The father ought also to be very liberal in the regulations put upon a man whom he trusts to court his daughter. Some doctrines of courtship seem to assume that everyone has poor character. That there is call for caution in every case cannot be denied, but suspicion and stringent regulations are not for those who walk not after the flesh but after the Spirit. To forbid parking at Lover's Lookout is legitimate. To require a chaperone at all times is not. If a man cannot be trusted to be alone with a girl, he should be rejected, not chaperoned.
A man should be certain of his love before he opens his heart to a girl and tries to win her to himself. How, and how quickly, he does so depends entirely on who he is. If he has chosen his girl wisely, she is a match to his own soul, and the means which he chooses will suit her. But he should not expect a commitment from her at the beginning. She may hardly know him. He knows her, because he has been watching her closely for a while, and he has made it his business to know all he can of her, but she may have barely noticed him. Perhaps she had a secret suspicion of his interest in her, but she may not have dared to hope there was any real substance to it. She knows enough of his character and person not to reject him as a suitor, but she can't have the certainty about the relationship which he has.

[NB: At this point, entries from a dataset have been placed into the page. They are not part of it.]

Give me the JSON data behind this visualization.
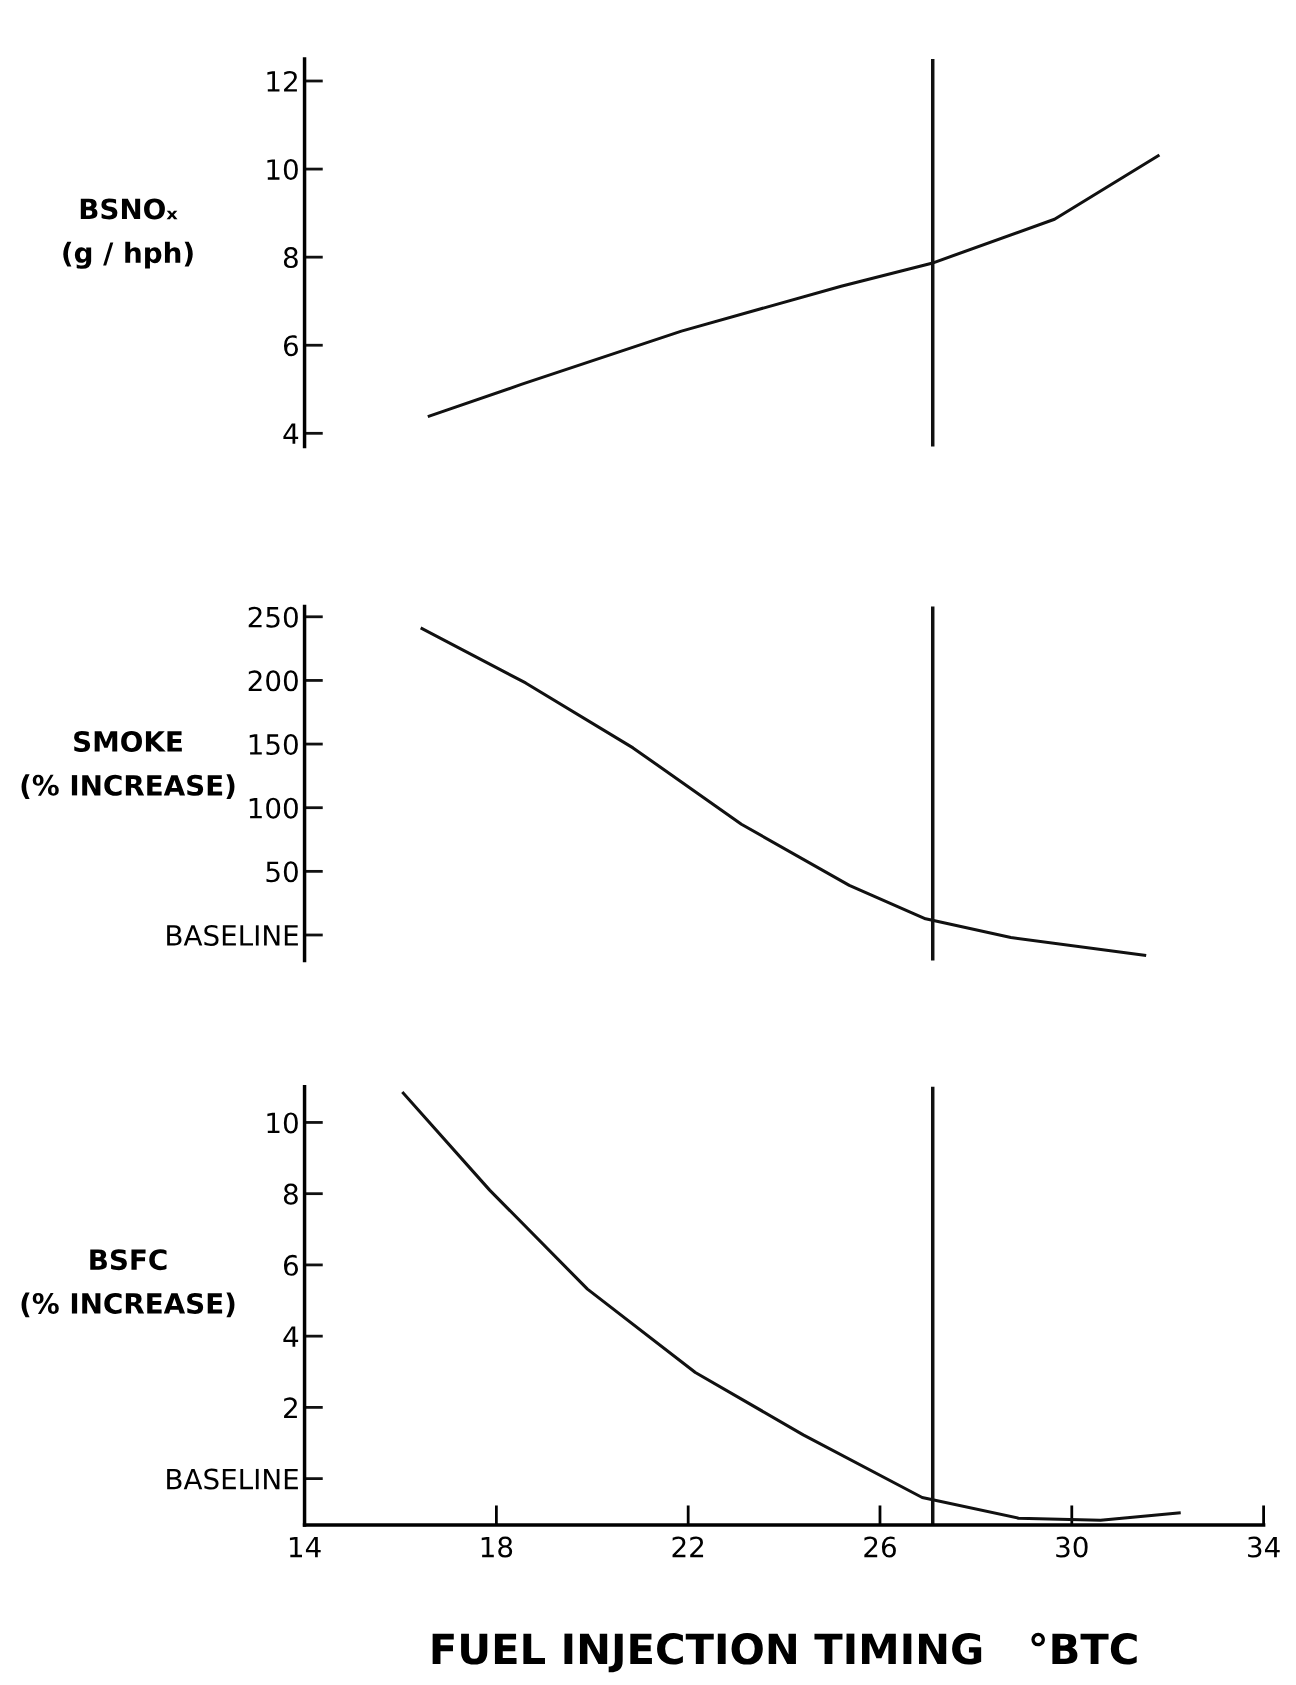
{
  "chart_data": [
    {
      "type": "line",
      "ylabel": "BSNOₓ\n(g / hph)",
      "x": [
        16.6,
        18.52,
        21.86,
        25.19,
        27.08,
        29.64,
        31.8
      ],
      "series": [
        {
          "color": "#111111",
          "values": [
            4.39,
            5.11,
            6.32,
            7.34,
            7.86,
            8.86,
            10.3
          ]
        }
      ],
      "xlim": [
        14,
        34
      ],
      "ylim": [
        3.7,
        12.5
      ],
      "yticks": [
        4,
        6,
        8,
        10,
        12
      ],
      "tick_labels": "y",
      "grid": false,
      "ref_lines": [
        {
          "axis": "x",
          "value": 27.1,
          "color": "#111111"
        }
      ]
    },
    {
      "type": "line",
      "ylabel": "SMOKE\n(% INCREASE)",
      "x": [
        16.45,
        18.61,
        20.85,
        23.11,
        25.36,
        26.95,
        28.73,
        31.52
      ],
      "series": [
        {
          "color": "#111111",
          "values": [
            240.7,
            198,
            147,
            87,
            39,
            12.7,
            -2,
            -16
          ]
        }
      ],
      "xlim": [
        14,
        34
      ],
      "ylim": [
        -20,
        258
      ],
      "yticks": [
        {
          "value": 0,
          "label": "BASELINE"
        },
        50,
        100,
        150,
        200,
        250
      ],
      "tick_labels": "y",
      "grid": false,
      "ref_lines": [
        {
          "axis": "x",
          "value": 27.1,
          "color": "#111111"
        }
      ]
    },
    {
      "type": "line",
      "ylabel": "BSFC\n(% INCREASE)",
      "xlabel": "FUEL INJECTION TIMING   °BTC",
      "x": [
        16.06,
        17.86,
        19.9,
        22.15,
        24.4,
        26.88,
        28.89,
        30.6,
        32.24
      ],
      "series": [
        {
          "color": "#111111",
          "values": [
            10.82,
            8.1,
            5.32,
            2.98,
            1.23,
            -0.53,
            -1.11,
            -1.17,
            -0.96
          ]
        }
      ],
      "xlim": [
        14,
        34
      ],
      "ylim": [
        -1.3,
        11
      ],
      "xticks": [
        14,
        18,
        22,
        26,
        30,
        34
      ],
      "yticks": [
        {
          "value": 0,
          "label": "BASELINE"
        },
        2,
        4,
        6,
        8,
        10
      ],
      "grid": false,
      "ref_lines": [
        {
          "axis": "x",
          "value": 27.1,
          "color": "#111111"
        }
      ]
    }
  ]
}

As a woman she is expected to commit herself to a man's leadership. She cannot do this until he has proven his love to her. She cannot go on a mere profession. Her heart must be won by his love. This will take time. And this is what courtship is all about-a man winning the heart of the maid he loves.
At the beginning of courtship, he must give all on nothing but the hope that his girl will love him, too-even as a picture of Christ who loved us and gave himself for us, dying for us while we were yet sinners, without any assurance that we would respond to his love. A man who is not willing to give this is not ready to court. If he is able to win his girl without it, they both get cheated. He ought to be deeply in love and be able to shower his love upon his girl until she is fully assured that she can trust him. When he has convinced her that his love is enduring, and so won her heart to himself, then he can ask her to commit herself to him-and she can safely say Yes. Having done so, and being now secure in one another's love, the couple ought by all means to be married at the earliest possible date. "Let every man have his own wife."